Dans son modeste appartement du centre de Budapest, Andras (le prénom a été modifié) se remémore cette journée glaciale du 23 janvier 1942. « J’étais encore enfant, j’allais juste dans ma 5ème année, fils unique je vivais à Novi Sad avec mon père et ma mère. La gendarmerie hongroise est venue nous chercher, ils nous ont dit de ne prendre que le stricte nécessaire et par petit groupe ils nous ont amenés sur les berges du Danube. Là, se trouvait une foule assez importante. Nous entendions au loin des bruits de mitraillettes. En fait, nous faisions la queue, attendant notre tour pour être assassiné. Mais des ordres sont venus pour mettre fin au massacre ». Entre temps plus de 1.200 personnes avaient déjà été tuées à l’arme automatique.

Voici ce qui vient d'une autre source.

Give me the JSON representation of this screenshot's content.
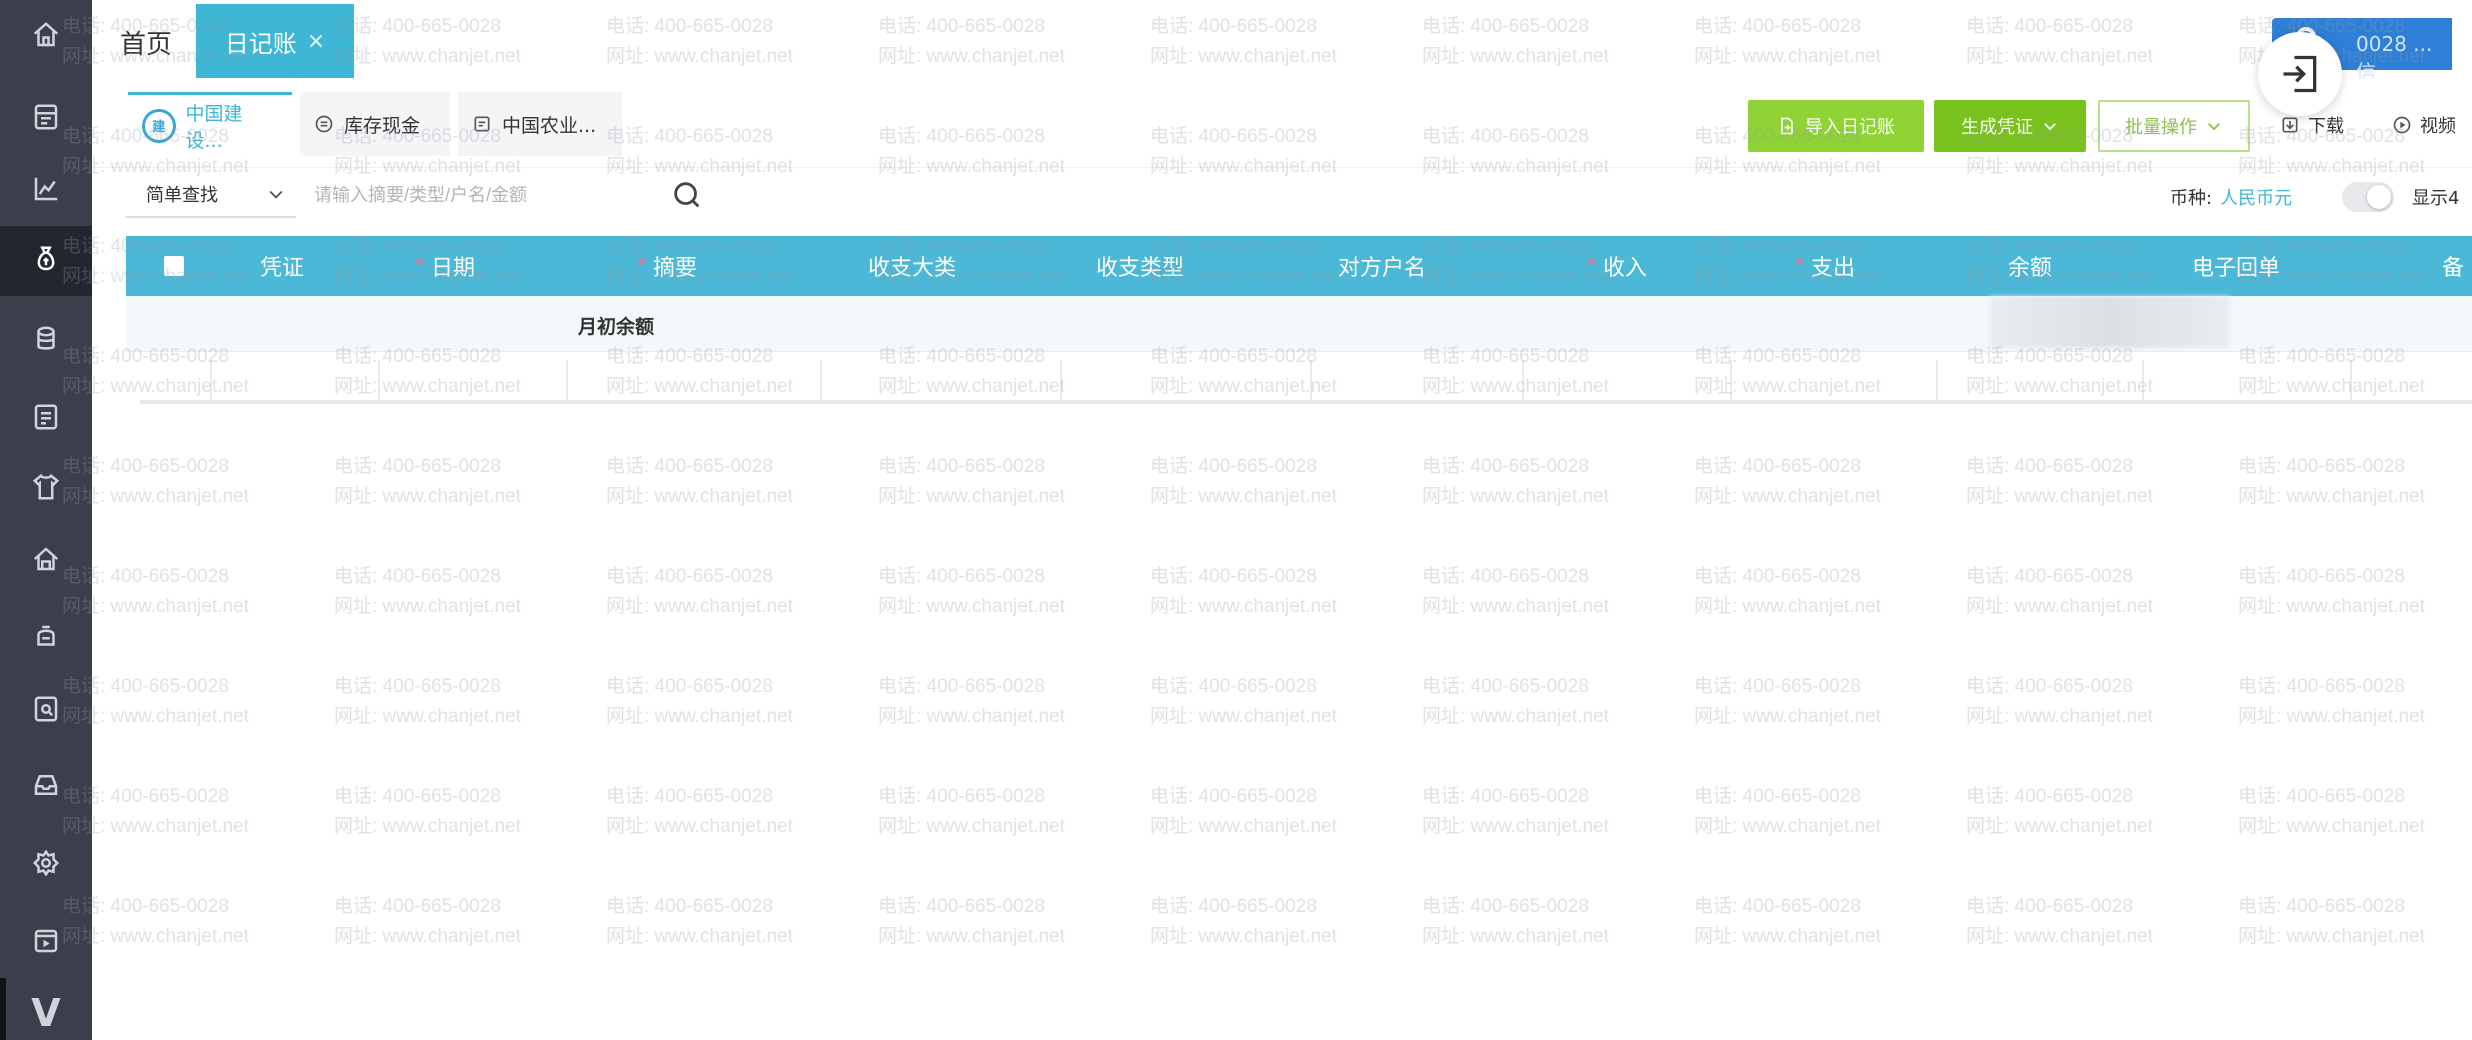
{
  "sidebar": {
    "items": [
      {
        "icon": "home-icon"
      },
      {
        "icon": "ledger-icon"
      },
      {
        "icon": "chart-icon"
      },
      {
        "icon": "money-bag-icon",
        "active": true
      },
      {
        "icon": "coins-icon"
      },
      {
        "icon": "report-icon"
      },
      {
        "icon": "shirt-icon"
      },
      {
        "icon": "house-icon"
      },
      {
        "icon": "piggy-bank-icon"
      },
      {
        "icon": "invoice-icon"
      },
      {
        "icon": "inbox-icon"
      },
      {
        "icon": "settings-icon"
      },
      {
        "icon": "video-icon"
      }
    ],
    "bottom_logo": "V"
  },
  "tabs": {
    "home": "首页",
    "active": "日记账",
    "close": "×"
  },
  "brand": {
    "text": "0028 ...信"
  },
  "accounts": [
    {
      "label": "中国建设...",
      "logo": "建"
    },
    {
      "label": "库存现金"
    },
    {
      "label": "中国农业..."
    }
  ],
  "toolbar": {
    "import": "导入日记账",
    "generate": "生成凭证",
    "batch": "批量操作",
    "download": "下载",
    "video": "视频"
  },
  "search": {
    "mode": "简单查找",
    "placeholder": "请输入摘要/类型/户名/金额"
  },
  "currency": {
    "label": "币种:",
    "value": "人民币元"
  },
  "show_toggle_label": "显示4",
  "table": {
    "columns": [
      "凭证",
      "日期",
      "摘要",
      "收支大类",
      "收支类型",
      "对方户名",
      "收入",
      "支出",
      "余额",
      "电子回单",
      "备"
    ],
    "required": [
      false,
      true,
      true,
      false,
      false,
      false,
      true,
      true,
      false,
      false,
      false
    ],
    "opening_row_label": "月初余额"
  },
  "watermark": {
    "phone": "电话: 400-665-0028",
    "site": "网址: www.chanjet.net"
  },
  "colors": {
    "rail": "#3b3f4b",
    "accent": "#3db7d5",
    "header": "#4ab8d6",
    "green": "#8fd334"
  }
}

A l’époque du massacre Kepiro servait comme gradé dans la gendarmerie hongroise. Il ne lui est pas reproché d’avoir directement assassiné des gens mais d’avoir organisé le tri entre Juifs et non-Juifs. Des familles serbes et rroms ont également été victimes du massacre, qui a conduit plusieurs centaines de personnes à la mort.
Fait exceptionnel, Sandor Kepiro est l’un des rares criminels de guerre a avoir été jugé pendant la guerre. Début 1944, le régime ultra-réactionnaire de l’Amiral Miklos Horthy, allié aux nazis, cherche à signer une paix séparée et tente d’effacer ses responsabilités quant aux crimes qui ont été commis. Kepiro sera donc en janvier 1944 condamné à 10 ans de prisons pour avoir « déshonoré la gendarmerie ». Le régime Horthy renversé quelques semaines plus tard par les nazis, Kepiro ne purgera jamais sa peine et sera même réintégré dans la gendarmerie. En 1946, Kepiro sera une deuxième fois condamné, par contumace, par un tribunal hongrois à 16 ans de prison.

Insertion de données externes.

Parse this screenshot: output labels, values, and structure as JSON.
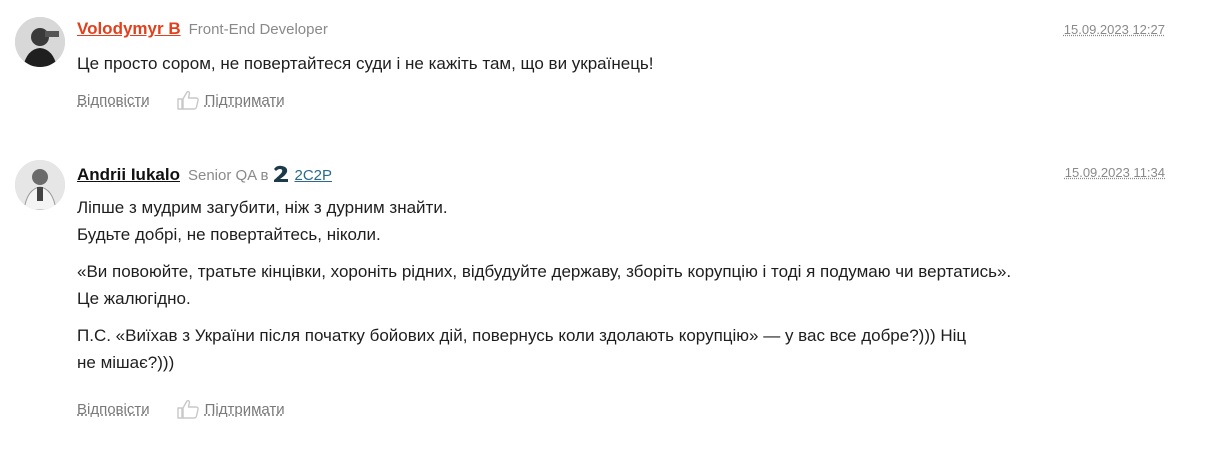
{
  "comments": [
    {
      "author": "Volodymyr B",
      "position": "Front-End Developer",
      "date": "15.09.2023 12:27",
      "lines": [
        "Це просто сором, не повертайтеся суди і не кажіть там, що ви українець!"
      ],
      "reply_label": "Відповісти",
      "support_label": "Підтримати"
    },
    {
      "author": "Andrii Iukalo",
      "position": "Senior QA в",
      "company": "2C2P",
      "date": "15.09.2023 11:34",
      "paragraphs": [
        [
          "Ліпше з мудрим загубити, ніж з дурним знайти.",
          "Будьте добрі, не повертайтесь, ніколи."
        ],
        [
          "«Ви повоюйте, тратьте кінцівки, хороніть рідних, відбудуйте державу, зборіть корупцію і тоді я подумаю чи вертатись».",
          "Це жалюгідно."
        ],
        [
          "П.С. «Виїхав з України після початку бойових дій, повернусь коли здолають корупцію» — у вас все добре?))) Ніц",
          "не мішає?)))"
        ]
      ],
      "reply_label": "Відповісти",
      "support_label": "Підтримати"
    }
  ],
  "colors": {
    "author_accent": "#e2401c",
    "company_link": "#2b6a8c",
    "muted": "#8a8a8a"
  },
  "icons": {
    "support": "thumbs-up-icon",
    "company": "company-logo-2c2p"
  }
}
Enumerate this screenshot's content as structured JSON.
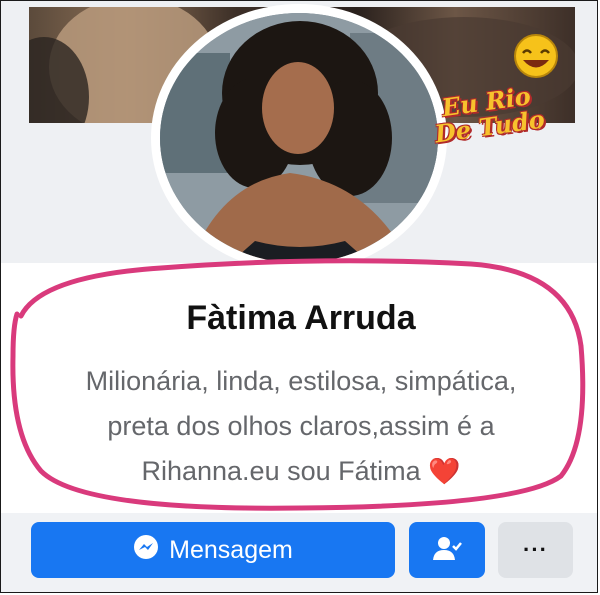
{
  "profile": {
    "name": "Fàtima Arruda",
    "bio_line1": "Milionária, linda, estilosa, simpática,",
    "bio_line2": "preta dos olhos claros,assim é a",
    "bio_line3": "Rihanna.eu sou Fátima",
    "bio_emoji": "❤️"
  },
  "watermark": {
    "line1": "Eu Rio",
    "line2": "De Tudo"
  },
  "actions": {
    "message_label": "Mensagem",
    "more_label": "···"
  },
  "colors": {
    "primary": "#1877f2",
    "secondary_button": "#dfe2e6",
    "annotation": "#d93a7c",
    "bio_text": "#65676b"
  },
  "icons": {
    "message": "messenger-icon",
    "friend": "friends-check-icon",
    "more": "more-dots-icon",
    "sticker": "laughing-emoji-icon"
  }
}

Szilvia Dittel a apporté son soutien à Budapest au Centre Simon Wiesenthal. Elle se fait peu d’illusions quant à une éventuelle inculpation de Sandor Kepiro. La Justice hongroise traîne des pieds. Ils ne veulent pas remuer le passé. Ils espèrent que Kepiro meurt de sa belle mort le plus vite possible. En ce qui nous concerne, nous nous disons que connaissant son passé le regard que les proches de Kepiro vont porter sur lui est déjà une punition ».